Nos travaux infirment également d'autres recherches (Kaboré, 2009 ; Kinanga, 2012 ; Tshimbalanga, 2015). Il ressort de leurs recherches, la faible représentation de l'Etat surtout dans l'administration foncière et le caractère étrange des nouvelles lois foncières comme facteurs inhibiteurs de litiges. Notre contribution en la matière mentionne qu'à Sinfra, l'Etat a une forte représentation et a engagé des actions concrètes de sensibilisation sur l'intérêt d'immatriculer les terres rurales. Donc, les litiges ne seraient ni dépendant de la représentation locale de l'Etat dans le terroir, encore moins du niveau de connaissance ou d'acceptation de la loi foncière mais que certains acteurs de l'administration procèdent à des appropriations massives de terres et à une forme de protection des membres intégrés dans leur réseau au détriment des autres ruraux qui murmurent au quotidien et essaient autant que possible de changer cet ordre.
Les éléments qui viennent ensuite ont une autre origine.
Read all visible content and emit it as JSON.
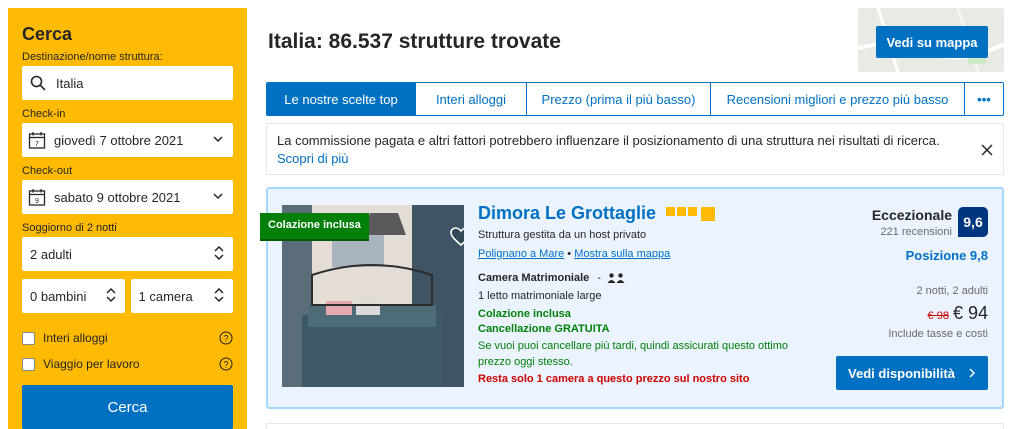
{
  "sidebar": {
    "title": "Cerca",
    "destination_label": "Destinazione/nome struttura:",
    "destination_value": "Italia",
    "checkin_label": "Check-in",
    "checkin_value": "giovedì 7 ottobre 2021",
    "checkin_day": "7",
    "checkout_label": "Check-out",
    "checkout_value": "sabato 9 ottobre 2021",
    "checkout_day": "9",
    "stay_label": "Soggiorno di 2 notti",
    "adults": "2 adulti",
    "children": "0 bambini",
    "rooms": "1 camera",
    "filter_entire": "Interi alloggi",
    "filter_business": "Viaggio per lavoro",
    "search_button": "Cerca"
  },
  "header": {
    "title": "Italia: 86.537 strutture trovate",
    "map_button": "Vedi su mappa"
  },
  "tabs": [
    {
      "label": "Le nostre scelte top"
    },
    {
      "label": "Interi alloggi"
    },
    {
      "label": "Prezzo (prima il più basso)"
    },
    {
      "label": "Recensioni migliori e prezzo più basso"
    },
    {
      "label": "•••"
    }
  ],
  "notice": {
    "text": "La commissione pagata e altri fattori potrebbero influenzare il posizionamento di una struttura nei risultati di ricerca.",
    "link": "Scopri di più"
  },
  "listing": {
    "ribbon": "Colazione inclusa",
    "name": "Dimora Le Grottaglie",
    "stars": 3,
    "host": "Struttura gestita da un host privato",
    "location": "Polignano a Mare",
    "map_link": "Mostra sulla mappa",
    "room_type": "Camera Matrimoniale",
    "room_sep": "-",
    "bed": "1 letto matrimoniale large",
    "breakfast": "Colazione inclusa",
    "cancellation": "Cancellazione GRATUITA",
    "cancellation_note": "Se vuoi puoi cancellare più tardi, quindi assicurati questo ottimo prezzo oggi stesso.",
    "scarcity": "Resta solo 1 camera a questo prezzo sul nostro sito",
    "score_word": "Eccezionale",
    "reviews": "221 recensioni",
    "score": "9,6",
    "position": "Posizione 9,8",
    "nights": "2 notti, 2 adulti",
    "old_price": "€ 98",
    "new_price": "€ 94",
    "taxes": "Include tasse e costi",
    "availability_button": "Vedi disponibilità"
  },
  "colors": {
    "accent": "#0071c2",
    "sidebar": "#febb02",
    "score": "#003580",
    "green": "#008009",
    "red": "#cc0000"
  }
}
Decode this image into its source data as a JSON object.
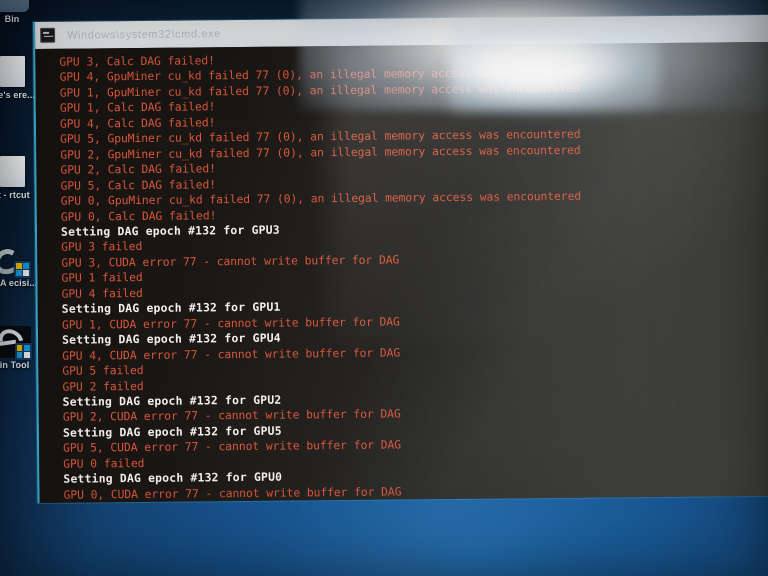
{
  "desktop": {
    "icons": [
      {
        "name": "recycle-bin",
        "label": "Bin"
      },
      {
        "name": "store-shortcut",
        "label": "ore's\nere..."
      },
      {
        "name": "shortcut-file",
        "label": "rt -\nrtcut"
      },
      {
        "name": "vga-driver-shortcut",
        "label": "VGA\necisi..."
      },
      {
        "name": "skin-tool-shortcut",
        "label": "kin Tool"
      }
    ]
  },
  "console": {
    "title": "Windows\\system32\\cmd.exe",
    "icon": "console-icon",
    "lines": [
      {
        "type": "err",
        "text": "GPU 3, Calc DAG failed!"
      },
      {
        "type": "err",
        "text": "GPU 4, GpuMiner cu_kd failed 77 (0), an illegal memory access was encountered"
      },
      {
        "type": "err",
        "text": "GPU 1, GpuMiner cu_kd failed 77 (0), an illegal memory access was encountered"
      },
      {
        "type": "err",
        "text": "GPU 1, Calc DAG failed!"
      },
      {
        "type": "err",
        "text": "GPU 4, Calc DAG failed!"
      },
      {
        "type": "err",
        "text": "GPU 5, GpuMiner cu_kd failed 77 (0), an illegal memory access was encountered"
      },
      {
        "type": "err",
        "text": "GPU 2, GpuMiner cu_kd failed 77 (0), an illegal memory access was encountered"
      },
      {
        "type": "err",
        "text": "GPU 2, Calc DAG failed!"
      },
      {
        "type": "err",
        "text": "GPU 5, Calc DAG failed!"
      },
      {
        "type": "err",
        "text": "GPU 0, GpuMiner cu_kd failed 77 (0), an illegal memory access was encountered"
      },
      {
        "type": "err",
        "text": "GPU 0, Calc DAG failed!"
      },
      {
        "type": "info",
        "text": "Setting DAG epoch #132 for GPU3"
      },
      {
        "type": "err",
        "text": "GPU 3 failed"
      },
      {
        "type": "err",
        "text": "GPU 3, CUDA error 77 - cannot write buffer for DAG"
      },
      {
        "type": "err",
        "text": "GPU 1 failed"
      },
      {
        "type": "err",
        "text": "GPU 4 failed"
      },
      {
        "type": "info",
        "text": "Setting DAG epoch #132 for GPU1"
      },
      {
        "type": "err",
        "text": "GPU 1, CUDA error 77 - cannot write buffer for DAG"
      },
      {
        "type": "info",
        "text": "Setting DAG epoch #132 for GPU4"
      },
      {
        "type": "err",
        "text": "GPU 4, CUDA error 77 - cannot write buffer for DAG"
      },
      {
        "type": "err",
        "text": "GPU 5 failed"
      },
      {
        "type": "err",
        "text": "GPU 2 failed"
      },
      {
        "type": "info",
        "text": "Setting DAG epoch #132 for GPU2"
      },
      {
        "type": "err",
        "text": "GPU 2, CUDA error 77 - cannot write buffer for DAG"
      },
      {
        "type": "info",
        "text": "Setting DAG epoch #132 for GPU5"
      },
      {
        "type": "err",
        "text": "GPU 5, CUDA error 77 - cannot write buffer for DAG"
      },
      {
        "type": "err",
        "text": "GPU 0 failed"
      },
      {
        "type": "info",
        "text": "Setting DAG epoch #132 for GPU0"
      },
      {
        "type": "err",
        "text": "GPU 0, CUDA error 77 - cannot write buffer for DAG"
      }
    ]
  },
  "colors": {
    "error_text": "#d8573c",
    "info_text": "#f3f1ee",
    "terminal_bg": "#1b1714",
    "window_border": "#3fb3d8",
    "desktop_blue": "#18538d",
    "titlebar_bg": "#eceef0"
  }
}
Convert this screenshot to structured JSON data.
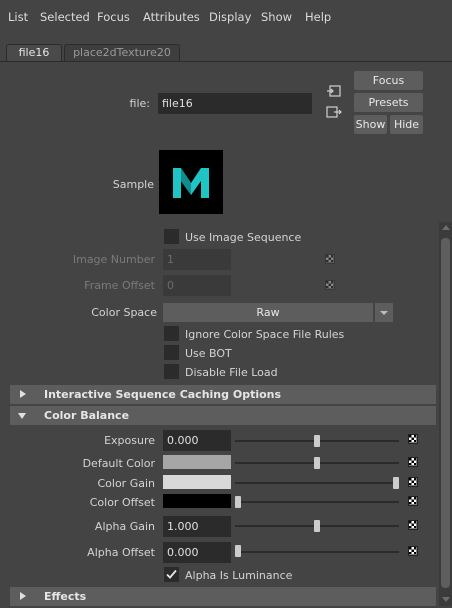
{
  "menu": [
    "List",
    "Selected",
    "Focus",
    "Attributes",
    "Display",
    "Show",
    "Help"
  ],
  "tabs": [
    {
      "label": "file16",
      "active": true
    },
    {
      "label": "place2dTexture20",
      "active": false
    }
  ],
  "header": {
    "file_label": "file:",
    "file_value": "file16",
    "focus_label": "Focus",
    "presets_label": "Presets",
    "show_label": "Show",
    "hide_label": "Hide",
    "sample_label": "Sample",
    "sample_logo": "M"
  },
  "file_attrs": {
    "use_image_sequence": "Use Image Sequence",
    "image_number_label": "Image Number",
    "image_number_value": "1",
    "frame_offset_label": "Frame Offset",
    "frame_offset_value": "0",
    "color_space_label": "Color Space",
    "color_space_value": "Raw",
    "ignore_rules": "Ignore Color Space File Rules",
    "use_bot": "Use BOT",
    "disable_file_load": "Disable File Load"
  },
  "sections": {
    "caching": "Interactive Sequence Caching Options",
    "color_balance": "Color Balance",
    "effects": "Effects"
  },
  "color_balance": {
    "exposure_label": "Exposure",
    "exposure_value": "0.000",
    "exposure_slider": 0.5,
    "default_color_label": "Default Color",
    "default_color_slider": 0.5,
    "color_gain_label": "Color Gain",
    "color_gain_slider": 1.0,
    "color_offset_label": "Color Offset",
    "color_offset_slider": 0.0,
    "alpha_gain_label": "Alpha Gain",
    "alpha_gain_value": "1.000",
    "alpha_gain_slider": 0.5,
    "alpha_offset_label": "Alpha Offset",
    "alpha_offset_value": "0.000",
    "alpha_offset_slider": 0.0,
    "alpha_is_luminance": "Alpha Is Luminance"
  },
  "colors": {
    "background": "#444444",
    "field": "#2b2b2b",
    "button": "#5d5d5d",
    "default_color_swatch": "#a6a6a6",
    "color_gain_swatch": "#d8d8d8",
    "color_offset_swatch": "#000000",
    "logo_cyan": "#1fc4c4"
  }
}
2.1.1.2 Facteurs externes aux acteurs

Les données du terrain révèlent que l'évolution démographique de Sinfra (croissance démographique autochtone, migrations allochtones et l'augmentation du nombre de transhumants) ne facilite pas véritablement la gestion des conflits fonciers qui met désormais en jeu de nombreuses implications et enjeux dans cette atmosphère sociale alimentée par la corruption, le protectionnisme et l'affinité. Dans la pratique, notons que le département de Sinfra connait un taux de natalité important sur ce territoire aux dimensions statiques (1618 km2). Cette croissance démographique déjà linéaire (90.711 habitants selon le RGPH 2014) conjugué à ce taux de natalité (5 à 9 naissances par jour) et des migrations de populations en quête d'espaces de culture de développement d'activités pastorales, catalyse une forme de saturation foncière propice à toute action individuelle ou collective visant à accroître les terres personnelles au détriment des règles coutumières instaurées (rites culturels, interdits,...).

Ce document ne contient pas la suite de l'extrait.